Keep Your Grape Juice; I Want Beer with My Dinner

Friday, March 24, 2006

Gluttony is such an overrated Cardinal Sin. If God din't want me to enjoy my food and drink, he wouldn't have given me a mouth.

With that, this week's Random Ten Beers Paired with Food!

1) Founders Devil Dancer with black pepper-crusted New York strip steak. The huge, spicey hops in this beer serves as a perfect match for the hard pepper crust. The sweetness in the residual flavor of the malts serves as a great counterpoint to the char on the steak from the grill.

2) Brooklyn Brewing Co. Brown Ale with Memphis-style BBQ ribs. True Southern BBQ, dry-rubbed, smokey and fall-off-the-bone tender, matches with tear-jerking perfection with this beer. The hops help cleanse the palate between bites, and the malt sweetness is perfectly marries to the smokey dry rub on the ribs.

3) Duvel. This Belgian Strong Ale is amazing as your appetizer beer. Poured into snifters, the thick, rocky head and fruity sweetness blend well with your cheese-and-crackers, your salmon bits, or just ALONE.

4) Victory Brewing Company Golden Monkey. This is a Belgian-style Tripel, which again is amazing as your apertif. Drink this with Bleu Cheese, sharp cheddar, or gorgonzola cheese. Amazing point-counterpoint.

5) Got a pig roast? Shred a bunch of that pork onto your plate and wash it down with Fuller's ESB. The pronounced, toasted malt blends so well with the natural sweetness of smoked/roasted pig that it seems this is why the beer was brewed.

6) Young's Double Chocolate Stout with a thick slice of death-by-chocolate pie. Like drinking chocolate milk with chocolate pie.

7) It's summer time. You're out on your deck or patio. Before you lies a giant boiled lobster, begging to be eaten. Ice tea is no good here. But Weihenstephaner Hefeweissbier provides that cold, sweet tang you're looking for; dry, tart and spicey. It blends so well with the natural sweetness of lobster that it seems those shellfish are native in Germany.

8) The best way I can think of to honor the deer that laid it's life down for me last November is to enjoy it with Ayinger Celebrator Doppelbock. Full-bodied, chocolatey and just a tad of floral hops picks up on the gaminess of the venison steak and send my tastebuds into bliss.

9) Big, huge greasy wurst, a massive side of sourkraut and a huge stein of Hacker-Pschorr Oktoberfest is gluttony through and through. The huge, robust malt in the beer is big enough to fight the spice and grease of the sausages. In fact, this beer with any "German" cuisine is a match made in....Germany.
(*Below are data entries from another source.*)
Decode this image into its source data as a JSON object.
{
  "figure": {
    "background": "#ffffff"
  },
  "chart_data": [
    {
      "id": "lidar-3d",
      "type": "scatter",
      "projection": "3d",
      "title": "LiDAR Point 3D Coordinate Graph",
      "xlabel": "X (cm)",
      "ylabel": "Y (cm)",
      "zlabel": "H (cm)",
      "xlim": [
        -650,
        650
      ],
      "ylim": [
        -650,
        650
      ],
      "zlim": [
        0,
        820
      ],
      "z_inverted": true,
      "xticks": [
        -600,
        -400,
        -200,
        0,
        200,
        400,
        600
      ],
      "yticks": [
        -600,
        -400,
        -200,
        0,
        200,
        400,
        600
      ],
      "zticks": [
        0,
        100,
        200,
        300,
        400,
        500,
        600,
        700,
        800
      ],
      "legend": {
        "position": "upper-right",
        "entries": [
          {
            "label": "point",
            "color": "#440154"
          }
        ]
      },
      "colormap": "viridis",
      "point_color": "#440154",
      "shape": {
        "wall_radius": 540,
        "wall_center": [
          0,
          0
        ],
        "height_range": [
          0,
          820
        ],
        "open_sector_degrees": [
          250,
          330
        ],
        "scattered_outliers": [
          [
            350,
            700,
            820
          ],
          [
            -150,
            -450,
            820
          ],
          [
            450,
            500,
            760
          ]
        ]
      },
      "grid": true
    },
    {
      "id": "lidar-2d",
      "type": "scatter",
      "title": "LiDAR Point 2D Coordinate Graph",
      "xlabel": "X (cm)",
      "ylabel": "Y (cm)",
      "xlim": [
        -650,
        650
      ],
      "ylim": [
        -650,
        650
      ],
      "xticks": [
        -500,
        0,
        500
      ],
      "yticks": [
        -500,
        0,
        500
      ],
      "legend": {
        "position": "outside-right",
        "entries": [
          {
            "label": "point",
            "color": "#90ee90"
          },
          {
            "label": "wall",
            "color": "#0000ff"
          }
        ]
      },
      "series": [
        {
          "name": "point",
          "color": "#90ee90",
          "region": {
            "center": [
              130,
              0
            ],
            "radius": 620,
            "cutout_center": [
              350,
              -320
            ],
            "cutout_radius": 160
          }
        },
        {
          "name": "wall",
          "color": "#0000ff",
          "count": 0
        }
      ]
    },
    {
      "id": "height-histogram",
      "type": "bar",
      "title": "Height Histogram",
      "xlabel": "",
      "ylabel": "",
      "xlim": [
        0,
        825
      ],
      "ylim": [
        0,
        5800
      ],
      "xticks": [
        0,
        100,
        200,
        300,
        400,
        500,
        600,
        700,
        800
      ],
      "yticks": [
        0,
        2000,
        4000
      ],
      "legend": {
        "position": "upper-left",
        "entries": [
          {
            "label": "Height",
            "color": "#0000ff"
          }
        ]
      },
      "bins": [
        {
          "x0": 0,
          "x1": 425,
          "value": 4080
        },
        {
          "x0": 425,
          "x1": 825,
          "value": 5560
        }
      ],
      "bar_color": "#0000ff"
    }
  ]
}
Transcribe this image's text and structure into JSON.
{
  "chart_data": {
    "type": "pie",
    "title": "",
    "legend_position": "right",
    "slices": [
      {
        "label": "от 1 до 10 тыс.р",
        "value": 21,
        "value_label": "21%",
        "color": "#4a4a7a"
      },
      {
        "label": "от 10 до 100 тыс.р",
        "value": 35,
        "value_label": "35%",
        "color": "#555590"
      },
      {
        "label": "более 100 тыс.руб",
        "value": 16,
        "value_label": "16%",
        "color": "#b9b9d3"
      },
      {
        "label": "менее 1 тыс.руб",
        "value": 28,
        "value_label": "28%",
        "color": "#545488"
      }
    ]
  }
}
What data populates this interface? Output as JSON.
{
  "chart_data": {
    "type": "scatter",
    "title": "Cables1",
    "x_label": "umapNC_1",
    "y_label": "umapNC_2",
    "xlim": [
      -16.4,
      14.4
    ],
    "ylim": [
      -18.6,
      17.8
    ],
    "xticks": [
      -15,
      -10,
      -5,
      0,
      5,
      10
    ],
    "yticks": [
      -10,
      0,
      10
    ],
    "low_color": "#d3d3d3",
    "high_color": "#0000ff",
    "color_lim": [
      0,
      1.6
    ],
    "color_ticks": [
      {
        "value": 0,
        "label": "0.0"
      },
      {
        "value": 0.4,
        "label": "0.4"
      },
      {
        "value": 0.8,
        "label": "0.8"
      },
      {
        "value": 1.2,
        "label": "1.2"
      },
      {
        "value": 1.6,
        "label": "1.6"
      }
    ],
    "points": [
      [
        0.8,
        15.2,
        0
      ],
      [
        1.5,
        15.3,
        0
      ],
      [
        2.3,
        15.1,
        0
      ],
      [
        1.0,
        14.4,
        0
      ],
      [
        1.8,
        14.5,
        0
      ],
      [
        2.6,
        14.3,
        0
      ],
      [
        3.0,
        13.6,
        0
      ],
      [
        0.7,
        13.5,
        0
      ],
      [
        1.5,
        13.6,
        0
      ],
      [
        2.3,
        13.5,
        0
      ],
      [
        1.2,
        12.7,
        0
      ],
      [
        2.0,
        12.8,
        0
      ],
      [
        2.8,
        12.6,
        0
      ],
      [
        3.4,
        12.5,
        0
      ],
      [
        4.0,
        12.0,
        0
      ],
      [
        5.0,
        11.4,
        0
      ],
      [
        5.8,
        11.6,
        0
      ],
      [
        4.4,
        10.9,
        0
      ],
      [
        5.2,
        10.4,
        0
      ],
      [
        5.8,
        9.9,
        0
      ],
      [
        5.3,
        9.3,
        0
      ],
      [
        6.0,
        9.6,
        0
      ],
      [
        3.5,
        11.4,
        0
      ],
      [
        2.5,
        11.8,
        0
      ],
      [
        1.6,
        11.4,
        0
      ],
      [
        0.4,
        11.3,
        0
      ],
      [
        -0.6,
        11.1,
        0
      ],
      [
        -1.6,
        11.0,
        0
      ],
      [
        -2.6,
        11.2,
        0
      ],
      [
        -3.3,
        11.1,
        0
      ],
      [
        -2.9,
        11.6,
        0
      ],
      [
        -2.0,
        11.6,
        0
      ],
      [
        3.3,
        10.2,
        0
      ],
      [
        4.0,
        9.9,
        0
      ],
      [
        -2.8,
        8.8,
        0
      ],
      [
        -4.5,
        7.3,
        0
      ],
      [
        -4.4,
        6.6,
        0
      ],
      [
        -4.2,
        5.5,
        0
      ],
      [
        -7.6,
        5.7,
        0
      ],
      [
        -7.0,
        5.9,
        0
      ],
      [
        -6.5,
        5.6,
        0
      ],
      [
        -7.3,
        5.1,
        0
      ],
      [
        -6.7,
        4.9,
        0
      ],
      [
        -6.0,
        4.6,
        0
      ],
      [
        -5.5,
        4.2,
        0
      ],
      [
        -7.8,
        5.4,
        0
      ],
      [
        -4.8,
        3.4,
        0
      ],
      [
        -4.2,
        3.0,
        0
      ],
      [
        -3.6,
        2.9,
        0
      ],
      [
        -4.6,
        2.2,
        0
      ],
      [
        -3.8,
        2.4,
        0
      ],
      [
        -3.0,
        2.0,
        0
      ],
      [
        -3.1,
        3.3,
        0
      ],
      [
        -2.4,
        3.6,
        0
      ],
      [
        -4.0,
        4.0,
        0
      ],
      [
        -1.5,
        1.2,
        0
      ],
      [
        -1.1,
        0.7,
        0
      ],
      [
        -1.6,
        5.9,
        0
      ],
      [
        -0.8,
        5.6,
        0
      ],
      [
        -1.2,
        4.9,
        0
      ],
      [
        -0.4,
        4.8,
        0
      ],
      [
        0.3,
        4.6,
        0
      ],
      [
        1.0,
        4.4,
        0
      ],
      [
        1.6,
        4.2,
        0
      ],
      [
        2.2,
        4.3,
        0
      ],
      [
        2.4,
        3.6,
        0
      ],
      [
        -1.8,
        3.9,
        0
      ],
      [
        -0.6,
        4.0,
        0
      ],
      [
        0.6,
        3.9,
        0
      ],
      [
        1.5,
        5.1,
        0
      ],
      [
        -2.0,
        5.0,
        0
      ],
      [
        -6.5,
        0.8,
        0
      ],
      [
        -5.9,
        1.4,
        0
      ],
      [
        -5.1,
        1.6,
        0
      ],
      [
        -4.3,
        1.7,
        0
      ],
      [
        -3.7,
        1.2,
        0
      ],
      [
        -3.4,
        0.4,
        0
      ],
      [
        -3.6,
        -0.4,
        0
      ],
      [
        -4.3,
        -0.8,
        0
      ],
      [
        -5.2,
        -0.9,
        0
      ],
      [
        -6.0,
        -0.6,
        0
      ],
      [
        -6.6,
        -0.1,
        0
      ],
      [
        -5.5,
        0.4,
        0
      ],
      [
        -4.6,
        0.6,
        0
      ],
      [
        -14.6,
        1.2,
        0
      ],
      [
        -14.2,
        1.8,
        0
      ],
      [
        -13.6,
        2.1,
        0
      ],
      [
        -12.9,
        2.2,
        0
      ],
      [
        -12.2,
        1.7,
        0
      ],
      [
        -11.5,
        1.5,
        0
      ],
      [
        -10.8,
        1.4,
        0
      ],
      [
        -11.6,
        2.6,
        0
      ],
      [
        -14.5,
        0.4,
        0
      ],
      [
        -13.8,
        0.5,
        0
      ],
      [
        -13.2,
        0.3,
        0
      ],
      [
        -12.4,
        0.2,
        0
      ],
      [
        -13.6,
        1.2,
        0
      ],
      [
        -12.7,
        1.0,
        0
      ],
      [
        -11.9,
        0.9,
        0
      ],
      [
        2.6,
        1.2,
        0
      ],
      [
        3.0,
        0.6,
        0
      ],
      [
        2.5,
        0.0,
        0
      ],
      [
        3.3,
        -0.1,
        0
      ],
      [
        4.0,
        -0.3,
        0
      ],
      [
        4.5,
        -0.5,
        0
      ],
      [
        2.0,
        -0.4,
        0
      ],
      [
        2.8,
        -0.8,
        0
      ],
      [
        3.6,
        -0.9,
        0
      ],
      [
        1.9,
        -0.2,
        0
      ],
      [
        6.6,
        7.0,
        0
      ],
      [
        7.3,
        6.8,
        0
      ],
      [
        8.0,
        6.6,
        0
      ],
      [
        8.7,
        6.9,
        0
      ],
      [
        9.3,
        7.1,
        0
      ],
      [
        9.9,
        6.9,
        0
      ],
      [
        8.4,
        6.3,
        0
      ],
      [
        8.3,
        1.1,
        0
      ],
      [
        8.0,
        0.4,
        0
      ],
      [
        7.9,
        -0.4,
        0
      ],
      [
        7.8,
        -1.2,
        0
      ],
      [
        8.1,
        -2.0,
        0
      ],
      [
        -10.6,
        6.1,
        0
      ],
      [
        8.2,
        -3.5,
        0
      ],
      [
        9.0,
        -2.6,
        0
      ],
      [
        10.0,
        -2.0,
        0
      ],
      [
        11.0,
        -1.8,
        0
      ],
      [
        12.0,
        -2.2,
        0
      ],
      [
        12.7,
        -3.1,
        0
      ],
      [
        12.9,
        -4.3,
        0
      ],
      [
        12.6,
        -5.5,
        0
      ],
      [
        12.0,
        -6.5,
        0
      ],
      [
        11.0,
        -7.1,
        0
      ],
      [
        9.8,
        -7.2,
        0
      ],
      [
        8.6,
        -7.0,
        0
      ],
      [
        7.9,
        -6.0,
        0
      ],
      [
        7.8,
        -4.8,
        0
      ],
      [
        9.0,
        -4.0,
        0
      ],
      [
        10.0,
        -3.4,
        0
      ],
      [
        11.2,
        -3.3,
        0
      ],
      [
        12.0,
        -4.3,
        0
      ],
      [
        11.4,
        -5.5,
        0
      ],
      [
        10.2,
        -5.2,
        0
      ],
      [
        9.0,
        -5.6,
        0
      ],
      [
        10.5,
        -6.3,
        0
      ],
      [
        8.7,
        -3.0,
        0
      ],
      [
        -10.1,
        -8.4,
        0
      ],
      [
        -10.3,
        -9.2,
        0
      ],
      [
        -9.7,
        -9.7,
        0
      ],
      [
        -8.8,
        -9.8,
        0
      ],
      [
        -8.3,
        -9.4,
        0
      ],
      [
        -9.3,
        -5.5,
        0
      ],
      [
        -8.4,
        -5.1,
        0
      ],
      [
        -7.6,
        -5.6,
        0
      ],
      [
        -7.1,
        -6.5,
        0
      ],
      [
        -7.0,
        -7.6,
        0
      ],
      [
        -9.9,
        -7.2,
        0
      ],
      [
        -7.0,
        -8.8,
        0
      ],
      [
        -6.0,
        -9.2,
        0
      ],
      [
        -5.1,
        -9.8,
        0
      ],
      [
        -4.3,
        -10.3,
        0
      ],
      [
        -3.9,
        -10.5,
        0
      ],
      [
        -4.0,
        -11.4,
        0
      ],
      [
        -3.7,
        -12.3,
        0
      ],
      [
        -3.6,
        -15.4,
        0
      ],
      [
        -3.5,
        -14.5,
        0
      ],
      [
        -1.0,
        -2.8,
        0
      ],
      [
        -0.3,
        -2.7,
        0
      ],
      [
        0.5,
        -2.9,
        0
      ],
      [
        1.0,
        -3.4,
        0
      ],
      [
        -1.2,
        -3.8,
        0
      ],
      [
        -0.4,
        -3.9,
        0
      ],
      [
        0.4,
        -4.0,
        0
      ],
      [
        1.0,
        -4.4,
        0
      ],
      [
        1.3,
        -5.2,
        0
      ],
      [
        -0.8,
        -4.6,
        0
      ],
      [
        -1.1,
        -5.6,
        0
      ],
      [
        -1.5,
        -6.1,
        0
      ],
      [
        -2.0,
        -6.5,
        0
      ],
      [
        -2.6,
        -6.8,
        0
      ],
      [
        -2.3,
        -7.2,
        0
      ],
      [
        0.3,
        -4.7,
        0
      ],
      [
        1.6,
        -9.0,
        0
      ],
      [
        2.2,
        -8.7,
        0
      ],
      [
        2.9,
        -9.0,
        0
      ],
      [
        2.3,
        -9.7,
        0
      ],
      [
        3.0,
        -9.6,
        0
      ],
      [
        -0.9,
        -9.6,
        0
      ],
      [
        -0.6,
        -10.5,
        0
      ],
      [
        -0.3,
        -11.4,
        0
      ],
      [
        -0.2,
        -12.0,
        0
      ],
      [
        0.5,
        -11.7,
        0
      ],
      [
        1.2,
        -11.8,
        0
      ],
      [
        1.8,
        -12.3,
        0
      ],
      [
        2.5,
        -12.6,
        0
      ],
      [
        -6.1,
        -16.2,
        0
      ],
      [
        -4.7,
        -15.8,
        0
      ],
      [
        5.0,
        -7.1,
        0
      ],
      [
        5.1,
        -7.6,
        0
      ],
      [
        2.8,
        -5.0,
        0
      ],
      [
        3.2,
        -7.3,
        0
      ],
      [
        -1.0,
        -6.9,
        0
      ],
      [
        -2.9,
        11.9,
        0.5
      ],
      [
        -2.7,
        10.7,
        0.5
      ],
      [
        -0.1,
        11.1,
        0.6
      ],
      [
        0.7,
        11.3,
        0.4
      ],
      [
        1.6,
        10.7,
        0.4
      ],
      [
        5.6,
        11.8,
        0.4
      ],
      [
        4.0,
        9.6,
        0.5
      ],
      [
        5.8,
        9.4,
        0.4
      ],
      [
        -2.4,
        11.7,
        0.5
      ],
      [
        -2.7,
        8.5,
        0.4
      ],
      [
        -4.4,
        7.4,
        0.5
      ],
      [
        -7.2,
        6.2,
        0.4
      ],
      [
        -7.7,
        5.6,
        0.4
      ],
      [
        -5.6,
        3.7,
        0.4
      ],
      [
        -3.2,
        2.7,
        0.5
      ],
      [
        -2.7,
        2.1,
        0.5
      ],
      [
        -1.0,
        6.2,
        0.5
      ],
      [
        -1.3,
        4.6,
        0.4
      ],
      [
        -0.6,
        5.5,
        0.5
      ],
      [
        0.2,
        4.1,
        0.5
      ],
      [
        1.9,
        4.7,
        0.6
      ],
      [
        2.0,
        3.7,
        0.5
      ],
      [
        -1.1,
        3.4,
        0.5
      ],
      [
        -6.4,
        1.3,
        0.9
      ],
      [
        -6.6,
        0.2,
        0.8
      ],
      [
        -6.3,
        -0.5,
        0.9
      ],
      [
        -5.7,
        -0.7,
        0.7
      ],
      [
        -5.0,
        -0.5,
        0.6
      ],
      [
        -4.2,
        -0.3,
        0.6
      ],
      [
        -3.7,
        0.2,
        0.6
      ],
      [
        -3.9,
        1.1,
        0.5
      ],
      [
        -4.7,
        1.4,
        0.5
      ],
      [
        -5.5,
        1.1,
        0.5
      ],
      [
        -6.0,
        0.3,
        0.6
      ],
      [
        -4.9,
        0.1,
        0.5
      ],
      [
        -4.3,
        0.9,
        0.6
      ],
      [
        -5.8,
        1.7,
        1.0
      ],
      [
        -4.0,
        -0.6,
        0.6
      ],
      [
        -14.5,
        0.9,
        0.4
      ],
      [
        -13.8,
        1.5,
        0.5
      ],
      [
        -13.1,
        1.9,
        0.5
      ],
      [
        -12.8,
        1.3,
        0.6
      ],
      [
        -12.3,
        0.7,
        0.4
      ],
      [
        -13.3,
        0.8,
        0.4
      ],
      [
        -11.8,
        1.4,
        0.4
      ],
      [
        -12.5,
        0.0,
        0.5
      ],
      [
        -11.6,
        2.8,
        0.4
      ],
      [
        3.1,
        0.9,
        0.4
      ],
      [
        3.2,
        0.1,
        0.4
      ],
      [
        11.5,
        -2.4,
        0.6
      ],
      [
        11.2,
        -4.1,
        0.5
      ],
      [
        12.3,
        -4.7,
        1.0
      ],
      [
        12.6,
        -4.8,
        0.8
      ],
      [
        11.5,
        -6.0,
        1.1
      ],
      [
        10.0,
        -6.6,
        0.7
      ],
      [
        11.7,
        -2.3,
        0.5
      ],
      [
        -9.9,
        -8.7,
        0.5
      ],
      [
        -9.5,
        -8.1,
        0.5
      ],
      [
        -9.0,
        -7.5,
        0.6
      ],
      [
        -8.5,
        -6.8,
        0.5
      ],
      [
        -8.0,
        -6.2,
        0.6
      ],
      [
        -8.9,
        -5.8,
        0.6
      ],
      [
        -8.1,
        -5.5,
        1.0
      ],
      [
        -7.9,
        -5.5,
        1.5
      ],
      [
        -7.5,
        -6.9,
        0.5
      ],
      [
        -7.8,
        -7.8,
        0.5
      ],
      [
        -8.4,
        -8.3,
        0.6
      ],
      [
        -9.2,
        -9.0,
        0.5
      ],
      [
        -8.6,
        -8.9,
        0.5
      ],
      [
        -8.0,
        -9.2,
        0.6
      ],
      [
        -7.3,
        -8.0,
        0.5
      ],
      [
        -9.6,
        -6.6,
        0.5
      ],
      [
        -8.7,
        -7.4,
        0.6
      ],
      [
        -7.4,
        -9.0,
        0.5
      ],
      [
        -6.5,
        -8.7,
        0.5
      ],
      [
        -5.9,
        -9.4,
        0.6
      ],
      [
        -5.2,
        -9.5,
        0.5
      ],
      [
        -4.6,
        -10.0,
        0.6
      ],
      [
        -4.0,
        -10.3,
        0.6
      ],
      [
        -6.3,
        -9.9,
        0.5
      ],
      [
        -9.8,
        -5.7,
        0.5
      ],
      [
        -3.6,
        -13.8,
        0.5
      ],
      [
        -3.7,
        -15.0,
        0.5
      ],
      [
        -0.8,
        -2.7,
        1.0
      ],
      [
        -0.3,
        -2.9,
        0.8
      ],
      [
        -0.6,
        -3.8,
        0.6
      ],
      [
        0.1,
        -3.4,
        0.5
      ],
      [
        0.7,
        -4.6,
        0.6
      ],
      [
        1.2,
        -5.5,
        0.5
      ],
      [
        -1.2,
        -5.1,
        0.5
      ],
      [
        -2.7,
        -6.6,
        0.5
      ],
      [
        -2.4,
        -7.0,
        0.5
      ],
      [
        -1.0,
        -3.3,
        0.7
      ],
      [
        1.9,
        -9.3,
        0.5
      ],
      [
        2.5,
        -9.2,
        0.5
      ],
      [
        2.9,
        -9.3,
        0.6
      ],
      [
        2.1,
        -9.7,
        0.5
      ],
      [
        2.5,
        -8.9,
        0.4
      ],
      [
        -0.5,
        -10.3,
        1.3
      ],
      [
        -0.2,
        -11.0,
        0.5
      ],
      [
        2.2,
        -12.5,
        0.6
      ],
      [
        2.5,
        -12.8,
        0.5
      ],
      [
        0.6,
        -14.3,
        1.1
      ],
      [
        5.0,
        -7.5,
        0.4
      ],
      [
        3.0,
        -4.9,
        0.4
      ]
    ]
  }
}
10) Fragrant basmati rice beside a huge platter of pungent, spicey lamb curry is just waiting to go hand-in-hand with Bell's Two Hearted Ale. This tough American-style IPA has enough hops in it to cut right through all of the clove spice and curry to cleanse the palate so that each bite of food stands alone as the best you've ever had. The residual sweetness of the beer, as the dinner continues and the beer warms a little, is just what lamb asks for. The hops list the greasiness of the lamb off the palate as well to help uncover more flavors from the curry sauce itself normally hidden under that layer of grease (but such good grease) on the tongue. This is where it's at. You can die after this, a fulfilled person.